- A bill which would have placed limits on fixed fees charged to utility customers passed Connecticut's Senate on Tuesday, but the House failed to consider the bill before the legislaive session ended the following day.
- The bill aimed to promote and incentivize energy conservation by "reducing, capping or eliminating" residential fixed fees.
- The measure stems from concern over regulastor's decision last year to allow Eversource Energy to raise its fixed rates from $16 to $19.25 per month.
Last year's decision by state regulators to allow Eversource, then branded as Connecticut Light & Power, to raise fixed charges significantly led lawmakers to consider limiting how those funds could be spent. But while the Senate approved the measure, the House was unable to consider it before the legislative session ended at midnight on Wednesday.

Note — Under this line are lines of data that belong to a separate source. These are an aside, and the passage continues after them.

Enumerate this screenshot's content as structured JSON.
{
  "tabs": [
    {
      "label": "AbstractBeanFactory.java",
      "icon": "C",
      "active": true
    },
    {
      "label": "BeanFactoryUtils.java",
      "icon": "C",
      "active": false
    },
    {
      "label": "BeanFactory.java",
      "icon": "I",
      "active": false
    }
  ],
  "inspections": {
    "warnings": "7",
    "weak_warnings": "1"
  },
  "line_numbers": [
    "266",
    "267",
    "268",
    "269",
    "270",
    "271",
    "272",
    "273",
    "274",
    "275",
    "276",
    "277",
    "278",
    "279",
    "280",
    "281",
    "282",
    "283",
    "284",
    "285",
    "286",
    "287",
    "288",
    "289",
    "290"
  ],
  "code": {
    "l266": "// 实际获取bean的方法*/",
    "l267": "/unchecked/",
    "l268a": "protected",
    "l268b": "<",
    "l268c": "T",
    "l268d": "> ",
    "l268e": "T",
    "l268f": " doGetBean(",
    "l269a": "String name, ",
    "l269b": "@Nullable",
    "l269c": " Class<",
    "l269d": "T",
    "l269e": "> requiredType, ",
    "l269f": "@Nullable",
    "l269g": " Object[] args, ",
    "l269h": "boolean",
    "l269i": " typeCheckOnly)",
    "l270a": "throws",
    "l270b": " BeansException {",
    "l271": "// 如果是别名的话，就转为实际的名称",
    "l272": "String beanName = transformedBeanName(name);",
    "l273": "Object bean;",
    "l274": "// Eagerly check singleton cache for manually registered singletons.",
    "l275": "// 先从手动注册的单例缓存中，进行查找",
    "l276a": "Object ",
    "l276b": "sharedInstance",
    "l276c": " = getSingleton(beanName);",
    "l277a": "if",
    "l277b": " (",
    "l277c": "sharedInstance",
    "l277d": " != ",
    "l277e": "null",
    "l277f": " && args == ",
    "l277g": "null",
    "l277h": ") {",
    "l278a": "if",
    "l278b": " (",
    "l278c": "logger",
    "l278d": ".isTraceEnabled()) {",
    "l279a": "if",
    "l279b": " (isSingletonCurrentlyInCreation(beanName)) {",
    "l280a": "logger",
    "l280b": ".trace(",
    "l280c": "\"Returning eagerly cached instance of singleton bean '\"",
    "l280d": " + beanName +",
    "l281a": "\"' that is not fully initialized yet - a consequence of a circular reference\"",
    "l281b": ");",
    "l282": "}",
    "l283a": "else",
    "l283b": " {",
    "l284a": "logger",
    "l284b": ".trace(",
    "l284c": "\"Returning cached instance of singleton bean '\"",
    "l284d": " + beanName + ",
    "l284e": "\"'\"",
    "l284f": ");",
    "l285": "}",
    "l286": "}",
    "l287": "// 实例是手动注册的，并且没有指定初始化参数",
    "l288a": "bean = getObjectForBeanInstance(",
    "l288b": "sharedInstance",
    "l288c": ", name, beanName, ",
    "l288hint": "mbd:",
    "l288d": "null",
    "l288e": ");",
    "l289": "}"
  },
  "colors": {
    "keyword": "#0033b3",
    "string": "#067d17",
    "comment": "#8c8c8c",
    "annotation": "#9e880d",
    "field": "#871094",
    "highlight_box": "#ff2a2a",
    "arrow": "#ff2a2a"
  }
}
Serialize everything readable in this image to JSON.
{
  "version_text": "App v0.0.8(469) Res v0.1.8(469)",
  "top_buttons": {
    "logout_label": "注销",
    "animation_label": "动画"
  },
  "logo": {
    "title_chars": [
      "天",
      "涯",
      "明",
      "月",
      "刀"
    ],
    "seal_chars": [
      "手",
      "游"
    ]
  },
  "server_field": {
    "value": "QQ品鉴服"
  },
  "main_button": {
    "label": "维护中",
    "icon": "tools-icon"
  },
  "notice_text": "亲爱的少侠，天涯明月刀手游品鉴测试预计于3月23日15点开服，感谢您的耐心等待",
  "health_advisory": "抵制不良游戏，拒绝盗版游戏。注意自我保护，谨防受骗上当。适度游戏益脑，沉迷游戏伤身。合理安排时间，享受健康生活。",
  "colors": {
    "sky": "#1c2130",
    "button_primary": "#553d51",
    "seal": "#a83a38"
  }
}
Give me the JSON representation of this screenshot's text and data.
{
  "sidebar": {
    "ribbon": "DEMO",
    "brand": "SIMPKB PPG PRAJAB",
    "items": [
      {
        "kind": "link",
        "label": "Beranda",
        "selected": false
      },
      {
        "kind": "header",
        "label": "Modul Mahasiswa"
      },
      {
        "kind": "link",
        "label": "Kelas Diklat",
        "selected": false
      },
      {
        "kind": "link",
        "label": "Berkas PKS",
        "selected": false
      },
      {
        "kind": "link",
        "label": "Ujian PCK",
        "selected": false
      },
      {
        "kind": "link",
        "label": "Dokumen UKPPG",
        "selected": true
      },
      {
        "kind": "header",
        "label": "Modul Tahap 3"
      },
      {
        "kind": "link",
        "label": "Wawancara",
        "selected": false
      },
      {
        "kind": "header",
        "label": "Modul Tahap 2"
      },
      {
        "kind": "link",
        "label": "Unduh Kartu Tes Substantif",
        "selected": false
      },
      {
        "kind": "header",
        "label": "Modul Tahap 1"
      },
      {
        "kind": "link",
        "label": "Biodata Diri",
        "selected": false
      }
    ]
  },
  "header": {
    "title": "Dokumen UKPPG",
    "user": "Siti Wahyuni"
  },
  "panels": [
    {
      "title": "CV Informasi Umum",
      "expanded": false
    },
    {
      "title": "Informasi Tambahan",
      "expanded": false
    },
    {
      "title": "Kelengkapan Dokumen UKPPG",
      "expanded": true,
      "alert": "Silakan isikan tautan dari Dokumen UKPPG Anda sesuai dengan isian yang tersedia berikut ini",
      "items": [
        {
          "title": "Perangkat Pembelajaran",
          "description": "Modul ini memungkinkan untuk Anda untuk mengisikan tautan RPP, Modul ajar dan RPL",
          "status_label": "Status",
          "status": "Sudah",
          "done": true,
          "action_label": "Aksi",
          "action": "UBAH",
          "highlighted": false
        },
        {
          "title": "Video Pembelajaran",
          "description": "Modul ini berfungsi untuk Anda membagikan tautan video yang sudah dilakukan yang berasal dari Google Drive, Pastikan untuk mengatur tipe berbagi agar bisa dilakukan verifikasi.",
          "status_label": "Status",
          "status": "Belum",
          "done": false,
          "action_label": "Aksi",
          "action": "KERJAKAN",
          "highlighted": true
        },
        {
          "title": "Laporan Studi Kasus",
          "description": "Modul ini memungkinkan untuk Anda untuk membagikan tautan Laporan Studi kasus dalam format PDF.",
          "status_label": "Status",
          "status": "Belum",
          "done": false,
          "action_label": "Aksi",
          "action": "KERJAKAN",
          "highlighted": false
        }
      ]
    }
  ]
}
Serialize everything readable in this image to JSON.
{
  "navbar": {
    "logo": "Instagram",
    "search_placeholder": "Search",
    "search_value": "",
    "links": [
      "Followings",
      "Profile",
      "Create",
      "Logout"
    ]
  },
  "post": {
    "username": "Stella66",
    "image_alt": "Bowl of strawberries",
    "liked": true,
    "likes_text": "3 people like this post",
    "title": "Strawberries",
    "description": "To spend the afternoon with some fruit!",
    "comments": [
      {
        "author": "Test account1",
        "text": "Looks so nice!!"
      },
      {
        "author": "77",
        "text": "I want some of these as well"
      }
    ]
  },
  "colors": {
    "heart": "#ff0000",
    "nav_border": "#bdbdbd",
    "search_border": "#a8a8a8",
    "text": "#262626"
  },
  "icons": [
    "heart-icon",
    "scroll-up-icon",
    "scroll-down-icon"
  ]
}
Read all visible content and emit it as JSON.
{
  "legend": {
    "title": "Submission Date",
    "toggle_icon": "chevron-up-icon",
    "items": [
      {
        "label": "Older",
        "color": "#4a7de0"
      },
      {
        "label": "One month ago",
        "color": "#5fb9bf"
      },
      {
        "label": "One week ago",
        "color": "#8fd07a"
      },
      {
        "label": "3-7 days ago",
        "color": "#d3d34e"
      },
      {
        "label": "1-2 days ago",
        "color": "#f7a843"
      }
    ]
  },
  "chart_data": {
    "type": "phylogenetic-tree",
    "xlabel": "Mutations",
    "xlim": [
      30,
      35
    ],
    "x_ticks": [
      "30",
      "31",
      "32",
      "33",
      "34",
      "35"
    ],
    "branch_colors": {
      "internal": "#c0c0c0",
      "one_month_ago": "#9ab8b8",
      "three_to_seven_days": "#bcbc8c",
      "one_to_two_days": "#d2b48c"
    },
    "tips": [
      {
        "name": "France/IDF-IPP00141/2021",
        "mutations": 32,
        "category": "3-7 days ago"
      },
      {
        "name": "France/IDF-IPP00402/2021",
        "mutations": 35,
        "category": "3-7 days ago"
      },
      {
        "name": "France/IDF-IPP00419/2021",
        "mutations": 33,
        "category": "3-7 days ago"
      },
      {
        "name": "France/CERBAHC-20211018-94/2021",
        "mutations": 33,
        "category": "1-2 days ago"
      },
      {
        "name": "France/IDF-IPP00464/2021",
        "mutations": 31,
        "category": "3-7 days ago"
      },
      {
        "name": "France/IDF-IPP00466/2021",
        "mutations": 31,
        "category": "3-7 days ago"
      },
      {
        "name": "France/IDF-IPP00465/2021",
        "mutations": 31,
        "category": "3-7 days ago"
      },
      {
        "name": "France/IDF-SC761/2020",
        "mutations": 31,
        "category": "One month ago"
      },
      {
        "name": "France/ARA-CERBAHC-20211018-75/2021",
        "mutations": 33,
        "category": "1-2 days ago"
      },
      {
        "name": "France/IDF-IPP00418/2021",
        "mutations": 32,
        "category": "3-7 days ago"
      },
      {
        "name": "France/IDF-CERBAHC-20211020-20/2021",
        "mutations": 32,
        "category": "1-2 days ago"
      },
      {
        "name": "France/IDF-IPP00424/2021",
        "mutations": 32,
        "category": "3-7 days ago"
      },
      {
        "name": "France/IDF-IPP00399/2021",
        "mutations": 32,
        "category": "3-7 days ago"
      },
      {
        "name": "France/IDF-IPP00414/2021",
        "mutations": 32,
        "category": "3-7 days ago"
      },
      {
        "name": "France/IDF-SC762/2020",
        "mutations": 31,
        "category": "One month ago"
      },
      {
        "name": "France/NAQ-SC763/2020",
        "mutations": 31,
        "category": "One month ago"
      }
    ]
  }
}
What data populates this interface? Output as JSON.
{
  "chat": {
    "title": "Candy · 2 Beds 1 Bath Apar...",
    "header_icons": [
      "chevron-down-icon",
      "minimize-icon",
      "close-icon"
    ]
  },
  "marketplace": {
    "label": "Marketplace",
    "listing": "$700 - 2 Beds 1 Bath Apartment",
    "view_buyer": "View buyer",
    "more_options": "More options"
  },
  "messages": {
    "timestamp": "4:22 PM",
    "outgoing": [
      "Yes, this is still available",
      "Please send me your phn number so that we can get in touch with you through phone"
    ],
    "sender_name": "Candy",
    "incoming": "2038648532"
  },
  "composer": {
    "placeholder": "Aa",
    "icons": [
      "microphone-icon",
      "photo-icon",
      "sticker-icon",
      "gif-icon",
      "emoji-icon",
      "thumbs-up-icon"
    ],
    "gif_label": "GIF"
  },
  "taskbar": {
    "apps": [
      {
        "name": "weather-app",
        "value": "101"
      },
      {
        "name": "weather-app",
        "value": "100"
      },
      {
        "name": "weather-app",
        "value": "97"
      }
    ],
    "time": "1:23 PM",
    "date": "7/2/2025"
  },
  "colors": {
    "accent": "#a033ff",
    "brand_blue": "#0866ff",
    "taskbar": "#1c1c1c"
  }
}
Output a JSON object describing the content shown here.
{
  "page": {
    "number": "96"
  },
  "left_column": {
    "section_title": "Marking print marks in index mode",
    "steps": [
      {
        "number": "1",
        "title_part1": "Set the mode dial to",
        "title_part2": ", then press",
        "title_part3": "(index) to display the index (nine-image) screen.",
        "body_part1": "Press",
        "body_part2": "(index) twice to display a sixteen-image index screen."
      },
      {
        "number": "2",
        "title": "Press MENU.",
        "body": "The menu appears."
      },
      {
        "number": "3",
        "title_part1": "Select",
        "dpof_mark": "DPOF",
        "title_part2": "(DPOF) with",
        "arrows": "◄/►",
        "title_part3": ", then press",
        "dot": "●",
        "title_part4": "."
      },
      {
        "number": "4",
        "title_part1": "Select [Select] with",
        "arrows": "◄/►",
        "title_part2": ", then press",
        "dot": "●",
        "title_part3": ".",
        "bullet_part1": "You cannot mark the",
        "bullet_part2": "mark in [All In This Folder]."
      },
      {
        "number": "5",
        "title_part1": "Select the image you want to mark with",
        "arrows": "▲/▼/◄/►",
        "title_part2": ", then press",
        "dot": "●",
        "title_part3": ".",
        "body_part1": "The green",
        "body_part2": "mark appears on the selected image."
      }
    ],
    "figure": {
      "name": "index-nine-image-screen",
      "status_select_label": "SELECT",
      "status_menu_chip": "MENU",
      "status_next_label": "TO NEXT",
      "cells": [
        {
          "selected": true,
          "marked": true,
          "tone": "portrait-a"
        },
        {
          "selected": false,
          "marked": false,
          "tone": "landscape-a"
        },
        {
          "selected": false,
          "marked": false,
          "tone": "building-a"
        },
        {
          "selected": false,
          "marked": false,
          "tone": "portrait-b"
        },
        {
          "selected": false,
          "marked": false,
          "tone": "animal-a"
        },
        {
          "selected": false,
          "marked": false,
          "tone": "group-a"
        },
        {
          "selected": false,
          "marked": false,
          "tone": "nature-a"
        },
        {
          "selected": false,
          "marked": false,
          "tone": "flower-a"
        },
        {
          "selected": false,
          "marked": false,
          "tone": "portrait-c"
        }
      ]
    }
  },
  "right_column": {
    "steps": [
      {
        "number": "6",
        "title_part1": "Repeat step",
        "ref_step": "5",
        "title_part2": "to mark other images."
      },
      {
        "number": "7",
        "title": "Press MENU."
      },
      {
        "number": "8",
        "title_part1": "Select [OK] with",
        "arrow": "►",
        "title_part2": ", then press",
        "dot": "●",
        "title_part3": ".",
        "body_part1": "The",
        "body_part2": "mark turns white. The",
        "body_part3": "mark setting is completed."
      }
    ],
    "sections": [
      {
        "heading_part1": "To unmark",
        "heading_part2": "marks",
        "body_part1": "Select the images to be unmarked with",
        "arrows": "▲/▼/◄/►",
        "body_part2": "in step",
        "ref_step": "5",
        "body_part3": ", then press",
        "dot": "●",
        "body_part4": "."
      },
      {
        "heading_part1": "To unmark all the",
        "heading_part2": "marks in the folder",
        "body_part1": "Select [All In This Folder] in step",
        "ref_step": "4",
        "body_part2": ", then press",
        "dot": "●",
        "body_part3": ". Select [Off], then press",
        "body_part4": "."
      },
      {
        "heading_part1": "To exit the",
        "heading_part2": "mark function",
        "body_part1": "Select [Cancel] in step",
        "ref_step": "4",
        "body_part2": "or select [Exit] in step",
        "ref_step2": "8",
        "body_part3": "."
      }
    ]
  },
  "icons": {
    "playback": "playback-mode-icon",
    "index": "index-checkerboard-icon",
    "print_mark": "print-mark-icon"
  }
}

An earlier version of the bill would have locked in the fixed charges at $10 per month, but was modified to limit utilities from recovering in the fees anything but fixed costs and operation and maintenance expenses related to metering, billing, service connections and customer service.
While the measure could be taken up in Connecticut's next session, according to Ballotpedia the state's General Assembly runs February to May in even numbered years, meaning lawmakers are at least eight months before the issue comes up again.
The measure would also have required utilities to consider offering net metering to customers generating power from renewable sources.